Em editorial publicado na edição de 1º de fevereiro, intitulado Inteligência sem controle, o jornal O Estado de S. Paulo, um dos órgãos de imprensa mais conscientes da imprensa brasileira, se mostrou escandalizado com as acusações de que diretores da Agência Brasileira de Inteligência (Abin) estariam espionando adversários políticos do ex-presidente Jair Bolsonaro (PL). As acusações vieram à tona na última semana, quando investigações da Polícia Federal (PF) indicaram que a gestão de Alexandre Ramagem, hoje deputado federal pelo PL, estaria espionando desafetos do ex-presidente Jair Bolsonaro.
Fingindo surpresa, o Estado de S. Paulo diz que “como a imprensa tem revelado, essa Abin republicana parece ter deixado de existir. Hoje, não é seguro afirmar que a Abin seja um órgão que se preste exclusivamente ao estrito cumprimento de sua finalidade legal”.

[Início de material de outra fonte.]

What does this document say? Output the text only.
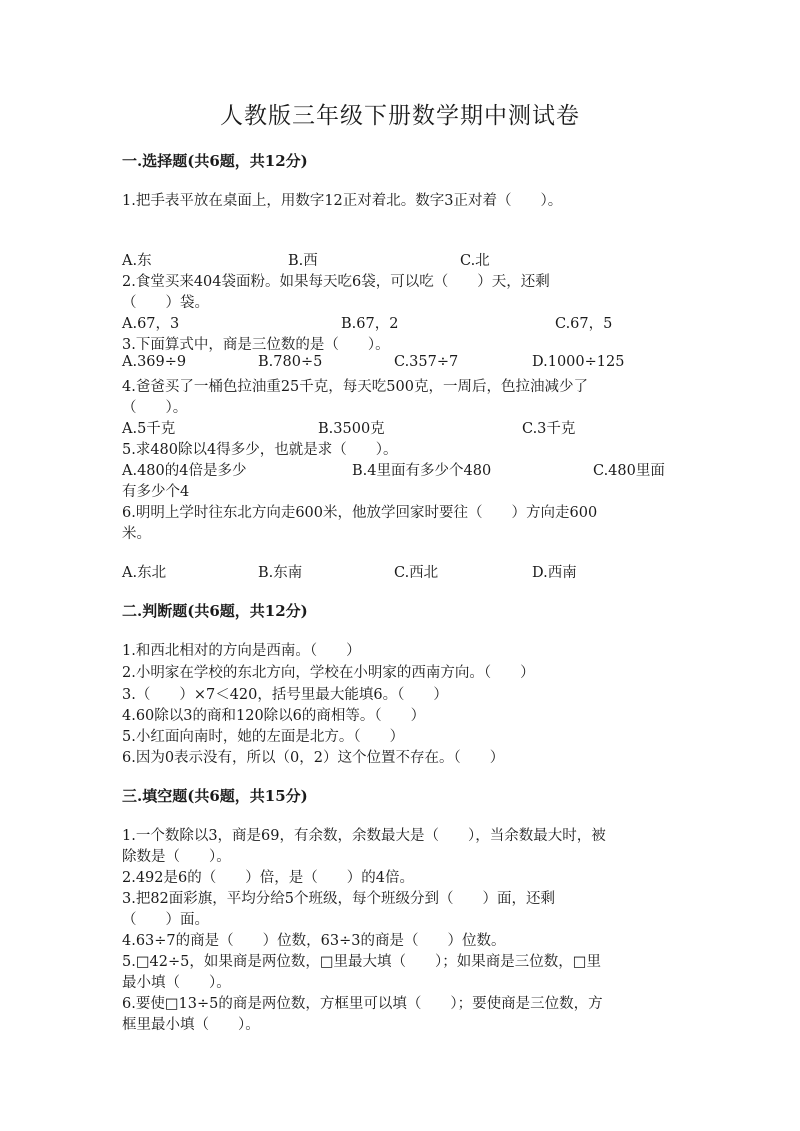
人教版三年级下册数学期中测试卷
一.选择题(共6题，共12分)
1.把手表平放在桌面上，用数字12正对着北。数字3正对着（　　）。
A.东	B.西	C.北
2.食堂买来404袋面粉。如果每天吃6袋，可以吃（　　）天，还剩
（　　）袋。
A.67，3	B.67，2	C.67，5
3.下面算式中，商是三位数的是（　　）。
A.369÷9	B.780÷5	C.357÷7	D.1000÷125
4.爸爸买了一桶色拉油重25千克，每天吃500克，一周后，色拉油减少了
（　　）。
A.5千克	B.3500克	C.3千克
5.求480除以4得多少，也就是求（　　）。
A.480的4倍是多少	B.4里面有多少个480	C.480里面
有多少个4
6.明明上学时往东北方向走600米，他放学回家时要往（　　）方向走600
米。
A.东北	B.东南	C.西北	D.西南
二.判断题(共6题，共12分)
1.和西北相对的方向是西南。（　　）
2.小明家在学校的东北方向，学校在小明家的西南方向。（　　）
3.（　　）×7＜420，括号里最大能填6。（　　）
4.60除以3的商和120除以6的商相等。（　　）
5.小红面向南时，她的左面是北方。（　　）
6.因为0表示没有，所以（0，2）这个位置不存在。（　　）
三.填空题(共6题，共15分)
1.一个数除以3，商是69，有余数，余数最大是（　　），当余数最大时，被
除数是（　　）。
2.492是6的（　　）倍，是（　　）的4倍。
3.把82面彩旗，平均分给5个班级，每个班级分到（　　）面，还剩
（　　）面。
4.63÷7的商是（　　）位数，63÷3的商是（　　）位数。
5.□42÷5，如果商是两位数，□里最大填（　　）；如果商是三位数，□里
最小填（　　）。
6.要使□13÷5的商是两位数，方框里可以填（　　）；要使商是三位数，方
框里最小填（　　）。
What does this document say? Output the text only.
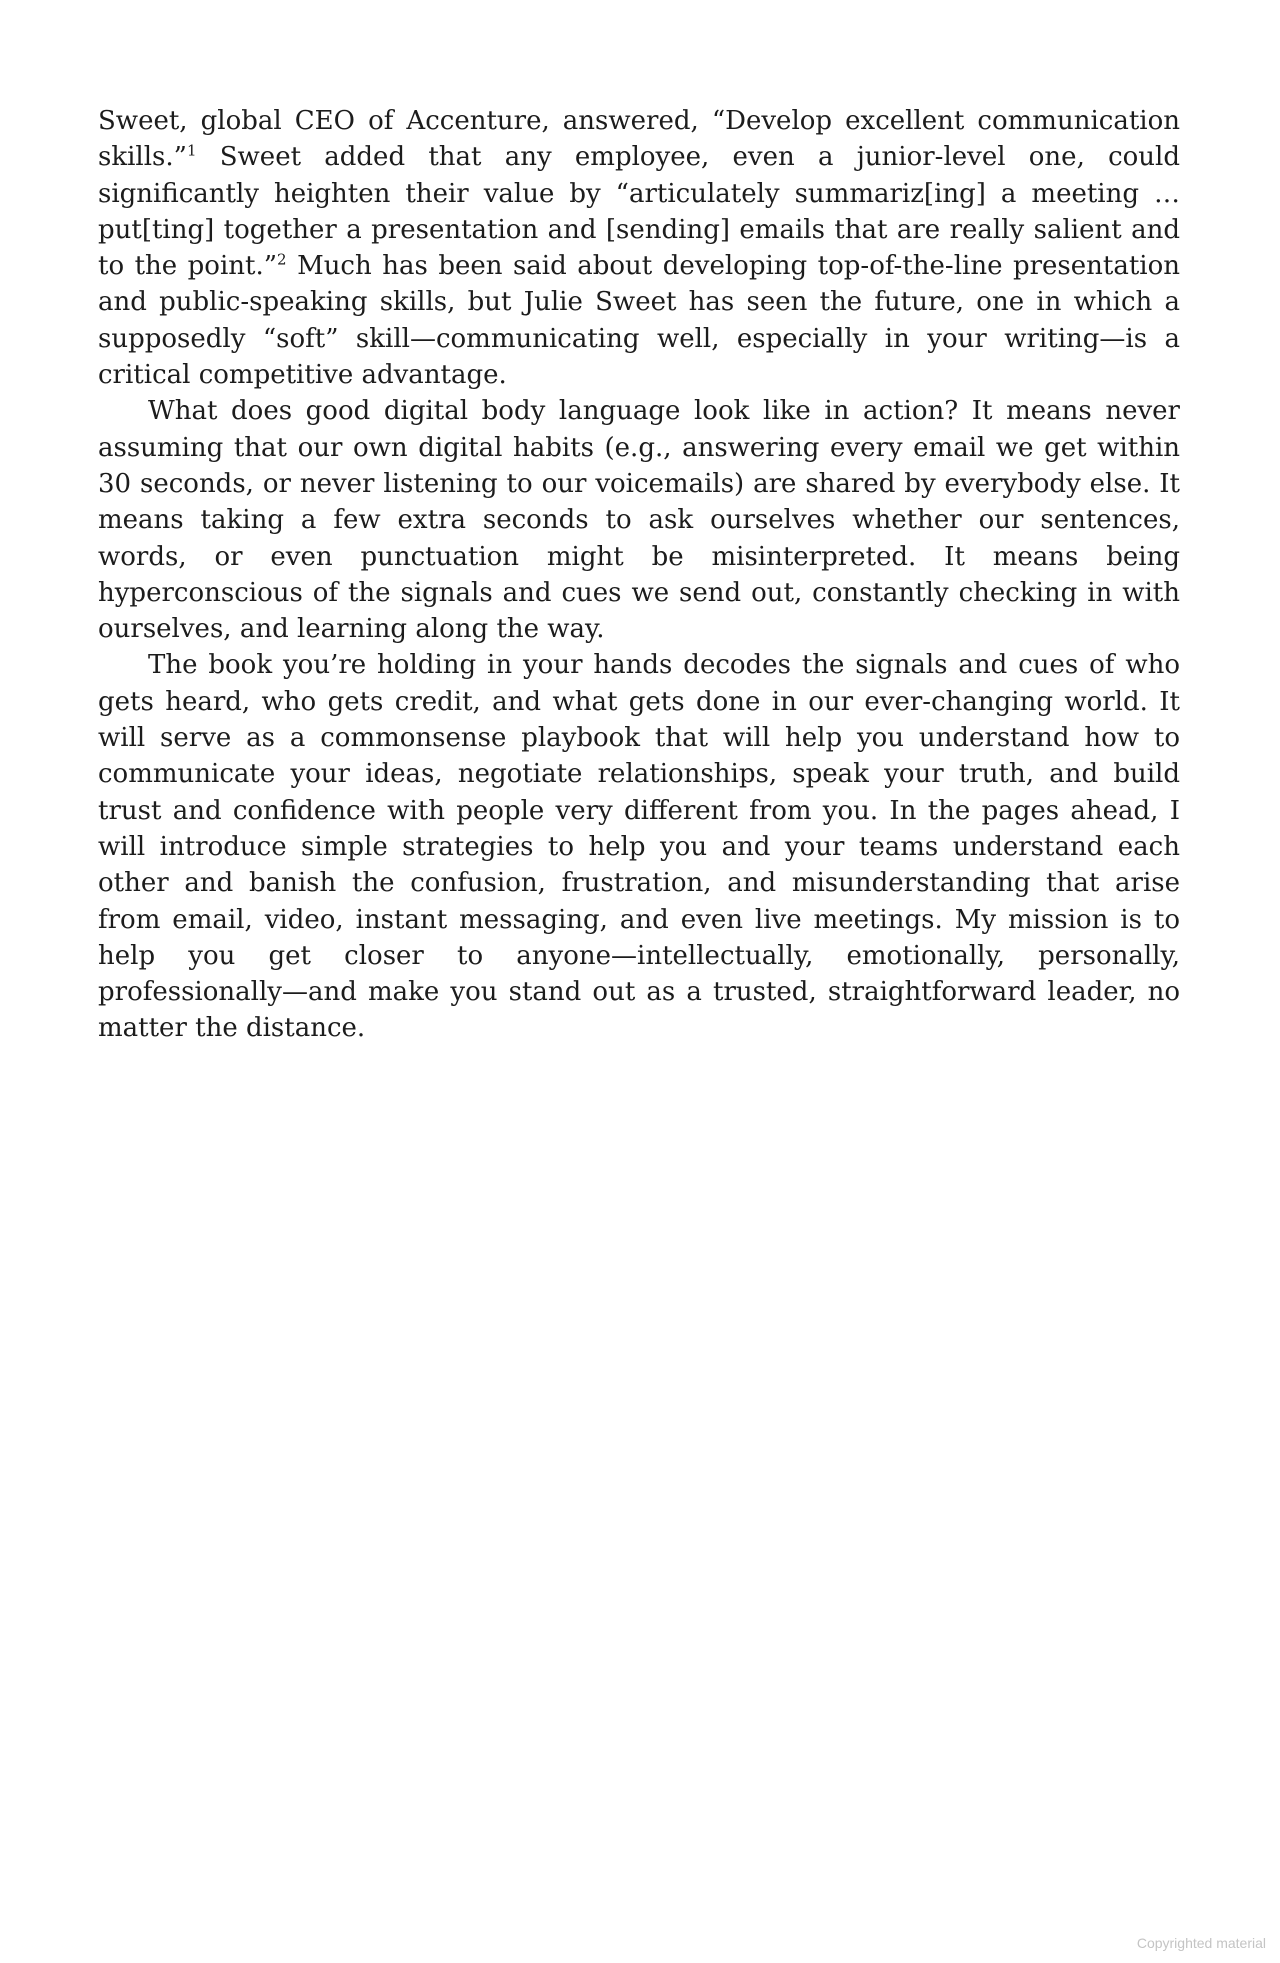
Sweet, global CEO of Accenture, answered, “Develop excellent communication skills.”$^1$ Sweet added that any employee, even a junior-level one, could significantly heighten their value by “articulately summariz[ing] a meeting … put[ting] together a presentation and [sending] emails that are really salient and to the point.”$^2$ Much has been said about developing top-of-the-line presentation and public-speaking skills, but Julie Sweet has seen the future, one in which a supposedly “soft” skill—communicating well, especially in your writing—is a critical competitive advantage.

What does good digital body language look like in action? It means never assuming that our own digital habits (e.g., answering every email we get within 30 seconds, or never listening to our voicemails) are shared by everybody else. It means taking a few extra seconds to ask ourselves whether our sentences, words, or even punctuation might be misinterpreted. It means being hyperconscious of the signals and cues we send out, constantly checking in with ourselves, and learning along the way.

The book you’re holding in your hands decodes the signals and cues of who gets heard, who gets credit, and what gets done in our ever-changing world. It will serve as a commonsense playbook that will help you understand how to communicate your ideas, negotiate relationships, speak your truth, and build trust and confidence with people very different from you. In the pages ahead, I will introduce simple strategies to help you and your teams understand each other and banish the confusion, frustration, and misunderstanding that arise from email, video, instant messaging, and even live meetings. My mission is to help you get closer to anyone—intellectually, emotionally, personally, professionally—and make you stand out as a trusted, straightforward leader, no matter the distance.

Copyrighted material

É um espetáculo de cinismo. Por acaso o jornal da Família Mesquita não sabia que, em qualquer país do mundo, as agências de “inteligência” são, antes de tudo, agências de espionagem? No final do ano passado, por exemplo, o portal The Intercept – Brasil publicou um artigo em que demonstrava que o governo de Fernando Henrique Cardoso espionou dirigentes da esquerda durante quase uma década. Os relatórios foram produzidos pela Subsecretaria de Assuntos Estratégicos, a SAE, órgão que substituiu o Serviço Nacional de Inteligência, o temido SNI, da ditadura militar – e que, depois, daria lugar à Agência Brasileira de Inteligência, a Abin.
O “espanto” do Estadão, no entanto, vai além de puro cinismo. O próprio texto elogia a existência da Abin: “como órgão central do Sistema Brasileiro de Inteligência (Sisbin), instituído pela Lei 9.883/1999, a Agência Brasileira de Inteligência (Abin) tem uma atribuição específica e relevante para o País: fornecer ao presidente da República e aos ministros de Estado informações e análises estratégicas que possam instruir o primeiro escalão do governo federal no processo decisório“. Sendo assim, o que quer a imprensa burguesa ao criticar a agência de espionagem?
Simples. O objetivo não é criticar a espionagem em si, mas aproveitar o escândalo para criticar aliados do ex-presidente Jair Bolsonaro. A crítica do Estadão não se baseia no fato de que a população é espionada por um Estado que atende a interesses estrangeiros, mas sim no fato de que os responsáveis pela lambança seriam bolsonaristas.
A prova disso é que o jornal da Família Mesquita apresenta a Polícia Federal como a grande heroína da história: “a Polícia Federal (PF) investiga a grave suspeita de que, durante o governo de Jair Bolsonaro, a Abin tenha sido transformada, como dissemos, num arremedo de SNI para servir aos interesses da família do ex-presidente, e não do País“.
A Polícia Federal foi um dos principais pilares do golpe de Estado de 2016, fornecendo todo o apoio necessário para que a Operação Lava Jato fosse levada adiante. A mesma Polícia Federal, no âmbito da mesma Lava Jato, grampeou a presidenta da República em 2016, Dilma Rousseff, para impedir que ela nomeasse o hoje presidente Lula como ministro.
Nenhuma palavra sobre isso. E o motivo é claro: na briga entre a alta cúpula da Abin e a Polícia Federal, o Estadão defende a PF, que é uma instituição ainda mais controlada pelo imperialismo que a Abin. A crítica do Estadão é, no final das contas, um apoio explícito à Polícia Federal, uma organização de burocratas e carreiristas que são completamente controlados pelo imperialismo e, portanto, estaria sob uma menor influência dos militares bolsonaristas que aqueles que atuam na Abin.